Durante o pico da institucionalização na década de 1950, Creedmoor abrigava mais de 7.000 pacientes. Sua população foi eclipsada pelo Pilgrim State Hospital, em Brentwood, nas proximidades, que abrigava quase 14.000 em seu pico em 1954, tornando-se o maior hospital psiquiátrico do mundo. O tratamento naqueles dias consistia em simples confinamento, hidroterapia, eletroconvulsoterapia e, mais notoriamente, lobotomia.

Tudo isso mudou por volta de 1954, quando uma droga chamada Thorazine apareceu no cenário psiquiátrico. “Eu fui um dos primeiros pacientes que eles experimentaram”, disse esse homem humildemente. Após várias rodadas de eletroconvulsoterapia, seus sintomas psicóticos permaneceram geralmente sem melhora. Com uma droga precoce do tipo Thorazine chamada Sparine, seus sintomas rapidamente diminuíram, e ele recebeu alta de Creedmoor após uma hospitalização de um ano e meio.

Nem tudo foi bom em Creedmoor, no entanto. Ele contou que seu psiquiatra, um emigrado da Europa, era responsável por centenas de pacientes e que só circulava ocasionalmente. Quando ele fazia isso, os pacientes tinham que se aproximar dele com perguntas – ele não veria todos os pacientes. O paciente também retransmitiu uma história sobre três atendentes do hospital que haviam espancado um paciente até a morte e depois foram absolvidos. Infelizmente, esses tipos de eventos não eram incomuns na psiquiatria de início a meados do século XX, uma era antes que os direitos civis dos pacientes psiquiátricos fossem protegidos por lei. Creedmoor, junto com muitos outros antigos manicômios, agora está praticamente abandonado.

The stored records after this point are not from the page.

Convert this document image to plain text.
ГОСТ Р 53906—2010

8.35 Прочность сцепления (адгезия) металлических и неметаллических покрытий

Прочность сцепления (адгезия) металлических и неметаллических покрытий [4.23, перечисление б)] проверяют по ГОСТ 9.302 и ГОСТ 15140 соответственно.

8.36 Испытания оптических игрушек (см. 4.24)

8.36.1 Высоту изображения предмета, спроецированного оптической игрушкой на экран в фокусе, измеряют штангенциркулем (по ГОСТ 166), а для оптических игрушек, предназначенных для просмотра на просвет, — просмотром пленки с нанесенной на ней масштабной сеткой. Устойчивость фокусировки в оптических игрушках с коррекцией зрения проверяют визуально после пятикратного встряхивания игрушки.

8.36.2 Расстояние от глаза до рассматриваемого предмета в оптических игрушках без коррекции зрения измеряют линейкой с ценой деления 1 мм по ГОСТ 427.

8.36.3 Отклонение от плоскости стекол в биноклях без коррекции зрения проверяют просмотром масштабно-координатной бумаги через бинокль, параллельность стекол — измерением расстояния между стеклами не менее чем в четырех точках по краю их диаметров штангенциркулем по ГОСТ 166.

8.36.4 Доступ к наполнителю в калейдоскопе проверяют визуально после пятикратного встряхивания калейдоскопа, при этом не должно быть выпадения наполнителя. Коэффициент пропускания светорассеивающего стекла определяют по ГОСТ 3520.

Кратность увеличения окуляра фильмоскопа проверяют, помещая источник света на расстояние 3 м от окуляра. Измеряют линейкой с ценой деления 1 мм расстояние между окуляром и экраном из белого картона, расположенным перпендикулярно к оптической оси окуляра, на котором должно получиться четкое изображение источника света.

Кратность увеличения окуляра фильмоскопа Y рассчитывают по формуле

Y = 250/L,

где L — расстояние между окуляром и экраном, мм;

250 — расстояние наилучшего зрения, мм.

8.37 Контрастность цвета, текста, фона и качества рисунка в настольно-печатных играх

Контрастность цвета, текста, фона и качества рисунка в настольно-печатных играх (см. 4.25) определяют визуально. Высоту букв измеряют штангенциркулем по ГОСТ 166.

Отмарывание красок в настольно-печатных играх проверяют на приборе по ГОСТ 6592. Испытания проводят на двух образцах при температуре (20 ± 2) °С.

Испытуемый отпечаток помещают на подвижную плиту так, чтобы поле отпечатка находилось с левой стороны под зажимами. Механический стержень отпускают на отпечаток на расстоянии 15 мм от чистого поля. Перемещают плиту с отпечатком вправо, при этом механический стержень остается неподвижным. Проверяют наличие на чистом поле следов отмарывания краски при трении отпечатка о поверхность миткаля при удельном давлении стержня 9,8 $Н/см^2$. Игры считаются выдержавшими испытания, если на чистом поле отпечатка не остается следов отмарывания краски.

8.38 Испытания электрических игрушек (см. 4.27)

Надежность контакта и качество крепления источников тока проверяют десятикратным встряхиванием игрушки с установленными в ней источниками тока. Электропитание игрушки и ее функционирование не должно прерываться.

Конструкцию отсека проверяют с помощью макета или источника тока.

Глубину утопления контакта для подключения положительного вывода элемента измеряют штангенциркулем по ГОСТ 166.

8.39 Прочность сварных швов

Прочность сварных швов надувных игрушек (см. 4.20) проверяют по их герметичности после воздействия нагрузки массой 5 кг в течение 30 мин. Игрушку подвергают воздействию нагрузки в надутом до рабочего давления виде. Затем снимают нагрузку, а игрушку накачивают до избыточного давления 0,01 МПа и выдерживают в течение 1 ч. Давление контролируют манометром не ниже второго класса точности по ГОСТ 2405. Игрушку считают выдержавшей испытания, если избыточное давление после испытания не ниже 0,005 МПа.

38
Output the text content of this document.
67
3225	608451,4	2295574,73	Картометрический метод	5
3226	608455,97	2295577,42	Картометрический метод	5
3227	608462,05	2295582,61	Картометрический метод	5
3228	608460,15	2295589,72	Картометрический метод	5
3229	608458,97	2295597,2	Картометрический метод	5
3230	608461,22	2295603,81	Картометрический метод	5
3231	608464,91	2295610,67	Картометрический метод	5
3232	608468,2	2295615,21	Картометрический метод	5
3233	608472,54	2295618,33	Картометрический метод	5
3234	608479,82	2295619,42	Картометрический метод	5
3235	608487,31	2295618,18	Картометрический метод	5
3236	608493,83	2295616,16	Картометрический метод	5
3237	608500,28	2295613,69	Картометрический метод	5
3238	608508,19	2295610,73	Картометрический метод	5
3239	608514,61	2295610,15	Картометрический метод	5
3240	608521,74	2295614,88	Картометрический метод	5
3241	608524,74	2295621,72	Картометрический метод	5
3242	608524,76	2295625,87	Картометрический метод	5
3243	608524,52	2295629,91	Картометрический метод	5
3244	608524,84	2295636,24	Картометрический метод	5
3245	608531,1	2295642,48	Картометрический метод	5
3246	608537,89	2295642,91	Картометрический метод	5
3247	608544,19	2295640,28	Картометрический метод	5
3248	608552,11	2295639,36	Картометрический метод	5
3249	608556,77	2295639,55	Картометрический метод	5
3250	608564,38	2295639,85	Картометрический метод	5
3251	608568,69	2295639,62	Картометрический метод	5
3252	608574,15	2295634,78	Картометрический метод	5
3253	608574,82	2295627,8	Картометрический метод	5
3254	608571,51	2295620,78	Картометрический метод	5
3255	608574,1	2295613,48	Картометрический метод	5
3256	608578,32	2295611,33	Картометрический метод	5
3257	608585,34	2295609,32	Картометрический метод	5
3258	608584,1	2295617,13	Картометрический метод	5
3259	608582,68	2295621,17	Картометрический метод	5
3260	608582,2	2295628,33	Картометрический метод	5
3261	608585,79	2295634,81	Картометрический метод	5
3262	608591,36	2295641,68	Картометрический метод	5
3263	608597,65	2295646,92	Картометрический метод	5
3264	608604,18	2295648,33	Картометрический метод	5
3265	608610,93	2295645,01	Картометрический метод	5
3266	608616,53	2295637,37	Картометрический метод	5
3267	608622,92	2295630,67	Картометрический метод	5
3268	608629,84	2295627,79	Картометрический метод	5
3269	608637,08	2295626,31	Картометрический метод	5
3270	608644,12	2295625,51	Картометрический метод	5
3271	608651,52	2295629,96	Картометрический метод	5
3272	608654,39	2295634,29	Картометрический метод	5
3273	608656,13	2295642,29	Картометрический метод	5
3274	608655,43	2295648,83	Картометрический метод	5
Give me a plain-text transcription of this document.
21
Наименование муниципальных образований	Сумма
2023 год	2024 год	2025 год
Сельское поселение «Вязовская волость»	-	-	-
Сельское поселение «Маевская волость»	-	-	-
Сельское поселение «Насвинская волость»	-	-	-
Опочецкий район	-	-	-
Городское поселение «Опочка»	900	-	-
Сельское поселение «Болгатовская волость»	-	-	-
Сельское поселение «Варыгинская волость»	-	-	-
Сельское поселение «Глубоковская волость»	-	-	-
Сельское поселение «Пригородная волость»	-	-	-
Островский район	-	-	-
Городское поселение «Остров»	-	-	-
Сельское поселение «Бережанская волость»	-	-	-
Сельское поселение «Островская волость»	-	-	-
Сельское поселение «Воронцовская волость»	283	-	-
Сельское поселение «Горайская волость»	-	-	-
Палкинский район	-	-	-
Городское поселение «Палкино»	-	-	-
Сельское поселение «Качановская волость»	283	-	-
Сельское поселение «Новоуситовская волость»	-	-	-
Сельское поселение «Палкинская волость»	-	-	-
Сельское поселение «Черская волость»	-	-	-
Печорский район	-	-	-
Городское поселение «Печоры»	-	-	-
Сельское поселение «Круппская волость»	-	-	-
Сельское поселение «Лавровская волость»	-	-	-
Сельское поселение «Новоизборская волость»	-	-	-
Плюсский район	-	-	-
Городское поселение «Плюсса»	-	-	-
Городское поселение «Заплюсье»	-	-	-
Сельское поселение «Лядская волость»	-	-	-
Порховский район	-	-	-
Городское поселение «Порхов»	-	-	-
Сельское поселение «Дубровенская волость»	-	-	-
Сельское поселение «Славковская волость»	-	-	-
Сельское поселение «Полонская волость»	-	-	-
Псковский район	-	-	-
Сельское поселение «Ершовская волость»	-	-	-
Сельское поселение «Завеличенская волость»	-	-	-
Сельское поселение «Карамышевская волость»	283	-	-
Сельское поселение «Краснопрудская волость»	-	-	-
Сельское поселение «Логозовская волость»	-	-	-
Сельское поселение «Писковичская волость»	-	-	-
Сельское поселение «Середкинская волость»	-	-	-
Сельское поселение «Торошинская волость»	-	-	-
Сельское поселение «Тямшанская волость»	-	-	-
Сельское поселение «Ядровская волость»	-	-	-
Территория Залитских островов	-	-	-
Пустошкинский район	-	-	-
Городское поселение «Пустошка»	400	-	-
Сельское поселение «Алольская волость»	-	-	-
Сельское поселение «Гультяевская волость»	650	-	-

Quando perguntei a esse homem se ele acreditava que ele estava melhor com o seu ano e meio em Creedmoor, ele respondeu com um retumbante “sim”. Ele não foi hospitalizado por mais 22 anos. Isso está em contraste com a realidade moderna, na qual pacientes gravemente doentes podem ser hospitalizados várias vezes por ano e tratados por apenas alguns dias. A triste verdade é que muitos desses pacientes caem nas rachaduras do nosso atual sistema de saúde mental, nunca recebem suas prescrições preenchidas devido ao custo ou transporte, e continuam sofrendo com sintomas debilitantes. Muitas vezes, eles acabam na prisão por pequenos crimes.

Allen Frances e eu escrevemos recentemente um artigo para o Psychiatric Times, que detalha a necessidade de mudanças significativas em nosso sistema atual, protegendo cuidadosamente as liberdades civis. Tão ruim quanto os hospitais antigos eram, nós argumentamos que eles eram certamente melhores que as alternativas – falta de moradia ou aprisionamento. É uma triste realidade presente que muitos dos mais gravemente doentes são “tratados” pelo sistema prisional do que pelos hospitais psiquiátricos.

Sinto-me grato por ter a oportunidade de conhecer pacientes que oferecem uma visão tão pessoal da história de nosso campo. Considero meados do século XX representar o “apogeu” da psiquiatria norte-americana, marcado pela popularidade da psicanálise e pelo desenvolvimento das primeiras drogas milagrosas. Ser capaz de capturar essas histórias pessoais é, para mim, uma maravilha.

Nota do autor: Eu gostaria de agradecer pessoalmente a esse paciente por sua gentileza em compartilhar sua história comigo e por me dar permissão para compartilhá-la publicamente.